TLDR
On Meetic, Tinder or Facebook, a fake French soldier (Blue Helmet in the Central African Republic, Mali or Lebanon) builds a relationship over 4–12 weeks. He then asks for money for a 'return leave' (2,000 EUR), a 'package held in customs...
How it works
On Meetic, Tinder or Facebook, a fake French soldier (Blue Helmet in the Central African Republic, Mali or Lebanon) builds a relationship over 4–12 weeks. He then asks for money for a 'return leave' (2,000 EUR), a 'package held in customs...
Red flags
- Urgent pressure to click, pay, or share codes immediately.
- A link or sender that does not match the official organization.
- Requests for card data, passwords, OTPs, wallet signatures, or bank transfers.
What to do
- 1On Meetic, Tinder or Facebook, a fake French soldier (Blue Helmet in the Central African Republic, Mali or Lebanon) builds a relationship over 4–12 weeks.
- 2IF YOU ARE A VICTIM: file a complaint (scammer = aggravated fraud), report the photo to Facebook/Meetic, contact AVFT or France Victimes 116 006.
Source
cybermalveillance-gouv-fr
Source reviewed by Mythos Forensic Team
https://www.cybermalveillance.gouv.fr/FAQ
Is Romance scammer — fake French soldier on UN mission a real scam pattern?

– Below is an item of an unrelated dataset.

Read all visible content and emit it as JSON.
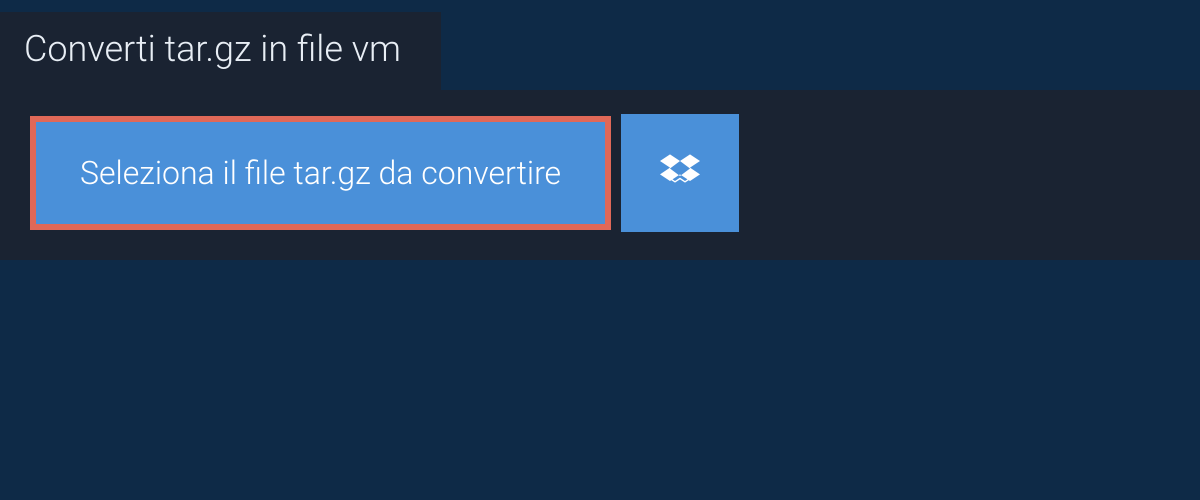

Yes. Treat the message, call, or payment request as suspicious until you verify it through an official channel.
What are the first warning signs?
Urgent pressure to click, pay, or share codes immediately.; A link or sender that does not match the official organization.; Requests for card data, passwords, OTPs, wallet signatures, or bank transfers.
What should I do first?
On Meetic, Tinder or Facebook, a fake French soldier (Blue Helmet in the Central African Republic, Mali or Lebanon) builds a relationship over 4–12 weeks.; IF YOU ARE A VICTIM: file a complaint (scammer = aggravated fraud), report the photo to Facebook/Meetic, contact AVFT or France Victimes 116 006.
Can LegalAudit check my case?
Yes. Start a free chat and paste the message, link, sender, or payment details for triage.